While I did find a solution where I extracted the relevant portions of 'x' and 'y' values manually, I thought it should be possible to do this in one command using "categorical" plotting in bokeh. However, the documentation primarily considers bar plots, and when I try to use the result of df.groupby('color') in ColumnDataSource, plotting 'x' and 'y' in scatter (with source=source) fails, because the column names 'x' and 'y' are not found.

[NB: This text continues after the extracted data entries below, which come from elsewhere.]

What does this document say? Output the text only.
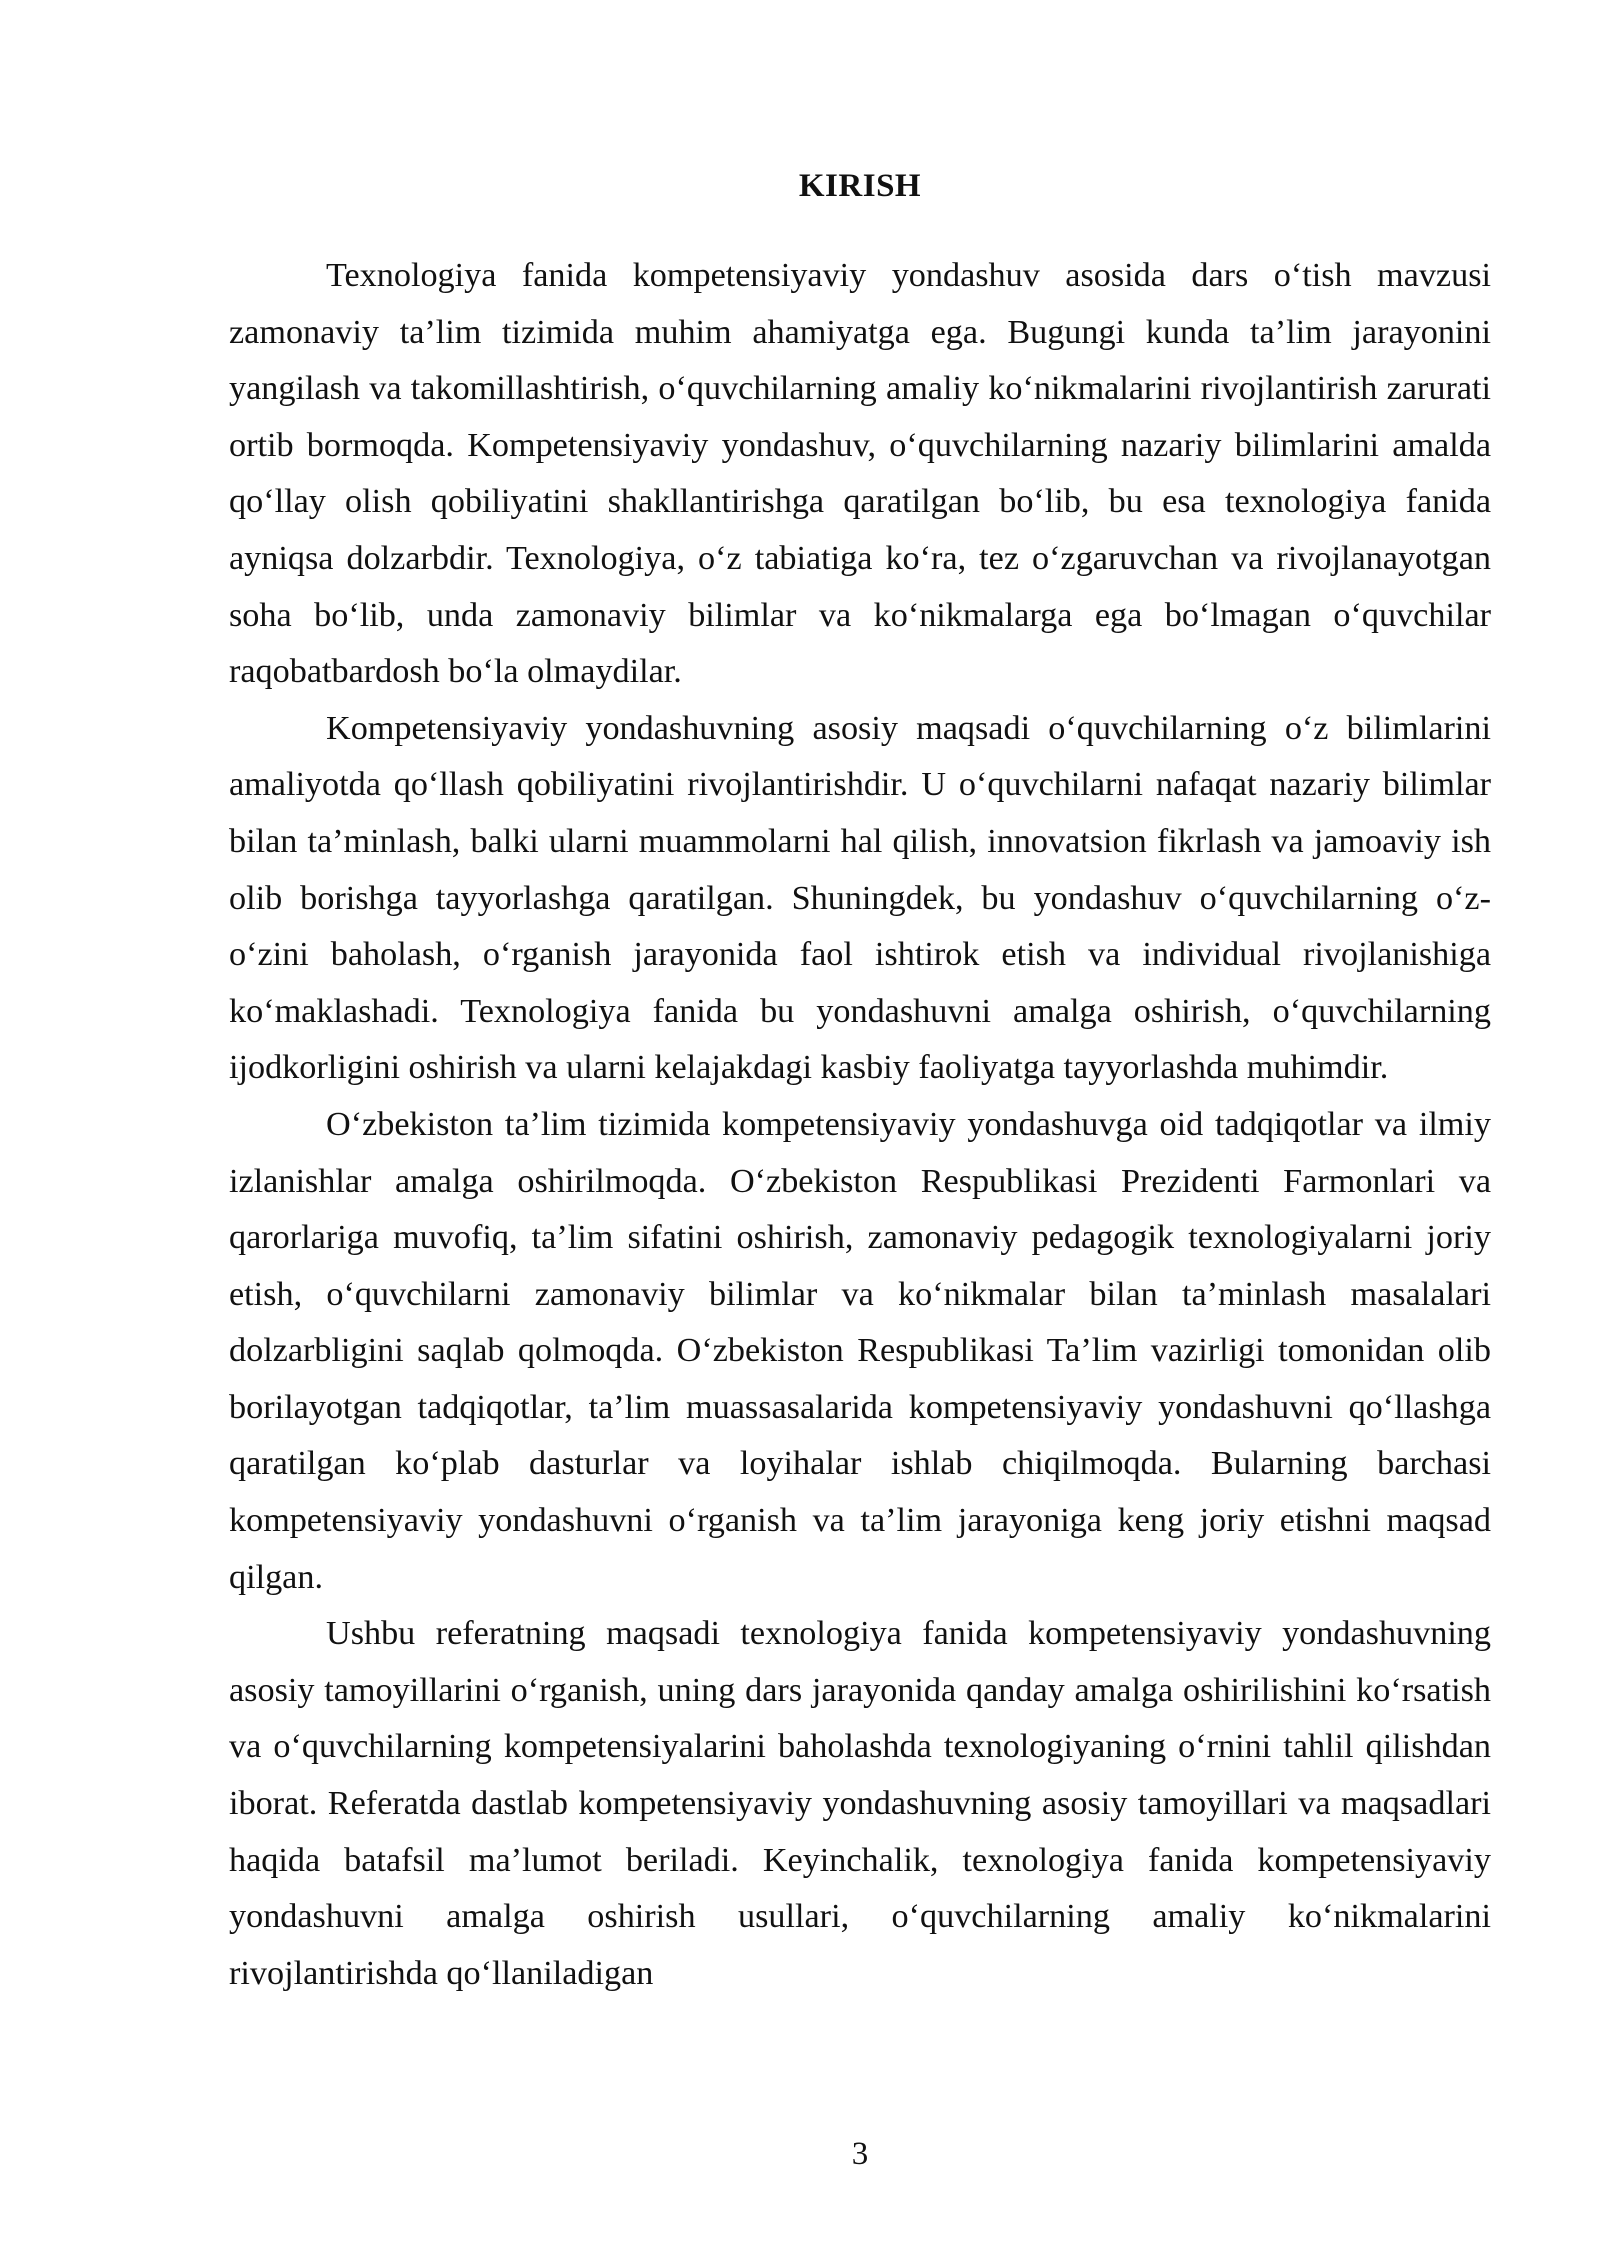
KIRISH

Texnologiya fanida kompetensiyaviy yondashuv asosida dars o‘tish mavzusi zamonaviy ta’lim tizimida muhim ahamiyatga ega. Bugungi kunda ta’lim jarayonini yangilash va takomillashtirish, o‘quvchilarning amaliy ko‘nikmalarini rivojlantirish zarurati ortib bormoqda. Kompetensiyaviy yondashuv, o‘quvchilarning nazariy bilimlarini amalda qo‘llay olish qobiliyatini shakllantirishga qaratilgan bo‘lib, bu esa texnologiya fanida ayniqsa dolzarbdir. Texnologiya, o‘z tabiatiga ko‘ra, tez o‘zgaruvchan va rivojlanayotgan soha bo‘lib, unda zamonaviy bilimlar va ko‘nikmalarga ega bo‘lmagan o‘quvchilar raqobatbardosh bo‘la olmaydilar.

Kompetensiyaviy yondashuvning asosiy maqsadi o‘quvchilarning o‘z bilimlarini amaliyotda qo‘llash qobiliyatini rivojlantirishdir. U o‘quvchilarni nafaqat nazariy bilimlar bilan ta’minlash, balki ularni muammolarni hal qilish, innovatsion fikrlash va jamoaviy ish olib borishga tayyorlashga qaratilgan. Shuningdek, bu yondashuv o‘quvchilarning o‘z-o‘zini baholash, o‘rganish jarayonida faol ishtirok etish va individual rivojlanishiga ko‘maklashadi. Texnologiya fanida bu yondashuvni amalga oshirish, o‘quvchilarning ijodkorligini oshirish va ularni kelajakdagi kasbiy faoliyatga tayyorlashda muhimdir.

O‘zbekiston ta’lim tizimida kompetensiyaviy yondashuvga oid tadqiqotlar va ilmiy izlanishlar amalga oshirilmoqda. O‘zbekiston Respublikasi Prezidenti Farmonlari va qarorlariga muvofiq, ta’lim sifatini oshirish, zamonaviy pedagogik texnologiyalarni joriy etish, o‘quvchilarni zamonaviy bilimlar va ko‘nikmalar bilan ta’minlash masalalari dolzarbligini saqlab qolmoqda. O‘zbekiston Respublikasi Ta’lim vazirligi tomonidan olib borilayotgan tadqiqotlar, ta’lim muassasalarida kompetensiyaviy yondashuvni qo‘llashga qaratilgan ko‘plab dasturlar va loyihalar ishlab chiqilmoqda. Bularning barchasi kompetensiyaviy yondashuvni o‘rganish va ta’lim jarayoniga keng joriy etishni maqsad qilgan.

Ushbu referatning maqsadi texnologiya fanida kompetensiyaviy yondashuvning asosiy tamoyillarini o‘rganish, uning dars jarayonida qanday amalga oshirilishini ko‘rsatish va o‘quvchilarning kompetensiyalarini baholashda texnologiyaning o‘rnini tahlil qilishdan iborat. Referatda dastlab kompetensiyaviy yondashuvning asosiy tamoyillari va maqsadlari haqida batafsil ma’lumot beriladi. Keyinchalik, texnologiya fanida kompetensiyaviy yondashuvni amalga oshirish usullari, o‘quvchilarning amaliy ko‘nikmalarini rivojlantirishda qo‘llaniladigan

3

Here is a sample code to illustrate the problem:

import pandas as pd
import bokeh.plotting as plt

df = pd.DataFrame(data=[[0., 0., 'red'], [1., 0., 'red'], [1., 1., 'green'],
                        [1., 2., 'blue'], [2., 1., 'blue']],
                  columns=['x', 'y', 'color'])
source = plt.ColumnDataSource(df.groupby('color'))
# source = plt.ColumnDataSource(df) -- this would work for colors
fig = plt.figure()
fig.scatter('x', 'y', color='color', source=source)
plt.show(fig)

This snippet presents the minimum needed. Without the groupby, color='color' actually works, but in my real example, the categorical variable has non-color values. Furthermore, how would I specify multiple symbols as requested?


Solution

  • UPDATE: The original answer below is still valid, but this kind of thing can now also be accomplished more easily with color and marker mapping transforms:

    from bokeh.plotting import figure, show
    from bokeh.sampledata.iris import flowers
    from bokeh.transform import factor_cmap, factor_mark
    
    SPECIES = ['setosa', 'versicolor', 'virginica']
    MARKERS = ['hex', 'circle_x', 'triangle']
    
    p = figure(title = "Iris Morphology")
    p.xaxis.axis_label = 'Petal Length'
    p.yaxis.axis_label = 'Sepal Width'
    
    p.scatter("petal_length", "sepal_width", source=flowers, legend_field="species", fill_alpha=0.4, size=12,
              marker=factor_mark('species', MARKERS, SPECIES),
              color=factor_cmap('species', 'Category10_3', SPECIES))
    
    show(p)
    

    enter image description here


    Original Answer

    Passing a GroupBy to the CDS is not going to be helpful for you, because that creates a CDS of the summarize data, but you want all the individual points. Here is one way to accomplish what you are asking using CDSView and GroupFilter as described in Providing Data for Plots and Tables:

    import pandas as pd
    
    from bokeh.io import show
    from bokeh.models import ColumnDataSource, CDSView, GroupFilter
    from bokeh.plotting import figure
    
    
    df = pd.DataFrame(data=[[0., 0., 'red'], [1., 0., 'red'], [1., 1., 'green'],
                            [1., 2., 'blue'], [2., 1., 'blue']],
                      columns=['x', 'y', 'color'])
    
    source = ColumnDataSource(df)
    
    # create views for the different groups
    red = CDSView(source=source, filters=[GroupFilter(column_name='color', group='red')])
    green = CDSView(source=source, filters=[GroupFilter(column_name='color', group='green')])
    blue = CDSView(source=source, filters=[GroupFilter(column_name='color', group='blue')])
    
    p = figure()
    
    # use the views with different glyphs
    p.circle('x', 'y', size=15, color='red', source=source, view=red)
    p.square('x', 'y', size=15, color='green', source=source, view=green)
    p.triangle('x', 'y', size=15, color='blue', source=source, view=blue)
    
    show(p)
    

    plot of grouped data

    Looking at that it seems like there are some pretty simple and easy improvements that could be made to reduce the amount of code (e.g. maybe a source.group methods to do all the work those CDSView lines do, or maybe arguments to the glyph methods to specify groups). I'd encourage you to submit a GitHub feature request issue to discuss it further.